If a big company has previously been owned by a family, the small number of major shareholders are often board members themselves, or at least have good representation, so there is no problem. When a company has been listed for a long time, shareholders can be spread over a large population, so it is hard for them to defend their interests. The web makes it easier for them to organise protests, but it is still very difficult to mobilise enough to actually change anything. A few large pension funds or other investors may have some clout, but they may have a very hands off approach and may not be very interested in intervening. It is then that directors can start to manipulate the company as if it were their own. As directors often have directorships in a number of companies, they can act for their common interests, advising on high rewards for each other, until they end up taking the lion’s share of rewards for themselves and their friends, with shareholders pushed into second place. The ‘Us’ camp has been reduced to the board room. Everyone else is competition.

It isn’t quite so simple though, as a few other parties can demand high shares, even if they are not seen as friends. In big banks, the rewards have to be shared with experts, without whom there would simply be no rewards to share. This includes their own traders, tax consultants and a few others. Boards have to pay the going rates for them. They aren’t friends so much as partners.
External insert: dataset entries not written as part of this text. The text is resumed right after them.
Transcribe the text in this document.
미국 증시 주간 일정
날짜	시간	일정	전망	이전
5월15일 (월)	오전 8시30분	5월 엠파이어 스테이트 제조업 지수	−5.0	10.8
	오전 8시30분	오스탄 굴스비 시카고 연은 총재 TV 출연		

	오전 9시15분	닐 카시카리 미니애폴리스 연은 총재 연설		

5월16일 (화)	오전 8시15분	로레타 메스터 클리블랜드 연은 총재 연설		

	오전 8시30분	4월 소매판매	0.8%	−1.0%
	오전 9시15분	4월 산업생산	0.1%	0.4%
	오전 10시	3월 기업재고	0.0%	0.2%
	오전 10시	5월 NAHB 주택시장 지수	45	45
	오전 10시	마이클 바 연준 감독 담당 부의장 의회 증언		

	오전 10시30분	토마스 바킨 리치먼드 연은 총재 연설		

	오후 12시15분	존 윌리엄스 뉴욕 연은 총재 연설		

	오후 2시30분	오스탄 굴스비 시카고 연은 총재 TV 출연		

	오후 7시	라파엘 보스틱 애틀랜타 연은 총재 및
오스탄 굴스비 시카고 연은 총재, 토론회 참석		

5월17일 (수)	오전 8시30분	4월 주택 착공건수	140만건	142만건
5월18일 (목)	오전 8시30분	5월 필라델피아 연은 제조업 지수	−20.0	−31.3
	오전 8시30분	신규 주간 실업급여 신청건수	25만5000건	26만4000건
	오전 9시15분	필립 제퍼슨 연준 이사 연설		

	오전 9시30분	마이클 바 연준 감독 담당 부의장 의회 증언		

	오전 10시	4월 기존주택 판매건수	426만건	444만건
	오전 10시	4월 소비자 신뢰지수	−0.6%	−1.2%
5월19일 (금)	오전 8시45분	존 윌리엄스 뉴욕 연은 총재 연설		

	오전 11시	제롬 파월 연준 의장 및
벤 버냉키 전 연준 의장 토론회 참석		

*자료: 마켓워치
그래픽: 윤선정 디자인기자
They have to be treated with respect simply because they can demand it.

If this trend were to continue a while longer, shareholders may end up with less and less. The more distributed the shareholder base becomes, the harder it is for them to mobilise their power, so the less effective power they hold. Boards can ignore them more and more easily. Customers will pay more, savers will be paid less, staff will be paid less and worked harder. Taxes will be minimised, risks passed as much as possible onto society and the taxpayer. The maximised profits and minimised risks will be directed as far as possible to the Us people running the company. It could essentially become a not-for profit organisation, with very highly paid board members and other key partners, low profits, and thus little left for dividends and taxes.